Days after accusing his western allies of seeking to push him from power, Afghan President Hamid Karzai continued to speak out over the weekend, reportedly saying he would not be a “puppet” of the U.S.
The heated rhetoric came after the White House called Karzai's earlier comments “troubling” and Sec. of State Hillary Clinton spoke by phone Friday with the Afghan leader to cool down the burgeoning feud.
With the U.S. prepping to escalate the war in Afghanistan by driving the Taliban from their spiritual home in Kandahar, how concerned should policy makers and the public be over Karzai’s stepped-up spat with the West? Pundits weigh-in:
“The White House needs the American public, not to mention its soldiers, to believe in the Afghan mission,” writes Robert Haddick for Foreign Policy. “Publicly quarreling with and disparaging Karzai and his government can quickly shatter that belief.”

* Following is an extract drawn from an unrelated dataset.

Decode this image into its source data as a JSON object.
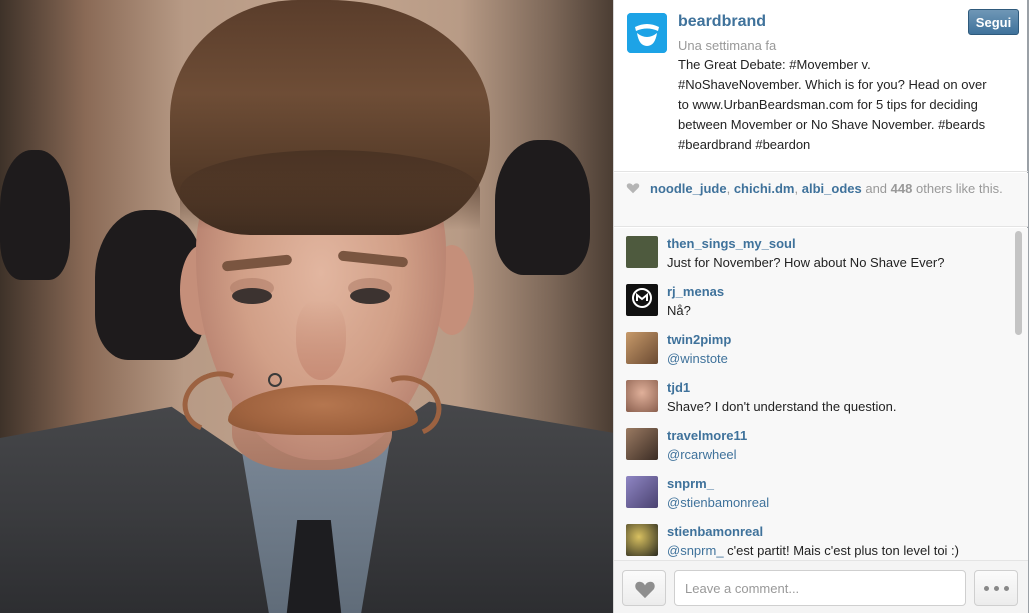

Brookings fellow Bruce Riedel agrees that we’re stuck with Karzai, so both countries should focus on getting out of a “cycle of insult and apology. ... Washington has a long history of choosing foreign leaders in insurgencies and then having trouble when they assert their independence,” Riedel writes for The Daily Beast. “The lesson is not to choose other peoples’ leaders. It’s too late then to cry foul.”
In an analysis, New York Times reporter Alissa J. Rubin argues Karzai has “boxed in” the west. So what options does the U.S. have? “Threaten to withdraw troops or actually withdraw them; use diplomacy, which so far has had little result; and find ways to expand citizen participation in the government, which now has hardly any elected positions at the provincial and district levels,” she writes.
Matthew Green, writing for the Financial Times, argues Karzai’s “anti-foreign stance” complicates NATO commander Stanley McChrystal’s “strategy on convincing Afghans to side with the western-backed government. ... Mr. Karzai's remarks threaten to reopen the debate among US and European voters about why their troops are dying to uphold his government,” he writes.
“Politics in this part of the world is a contact sport, and we shouldn't be afraid of Afghan expressions of sovereignty,” writes WaPost columnist David Ignatius. He recommends the U.S. “build Afghan security forces and governance structures that can hold together as Americans start to leave in July 2011,” but acknowledges there is “little evidence” that transition will occur on schedule.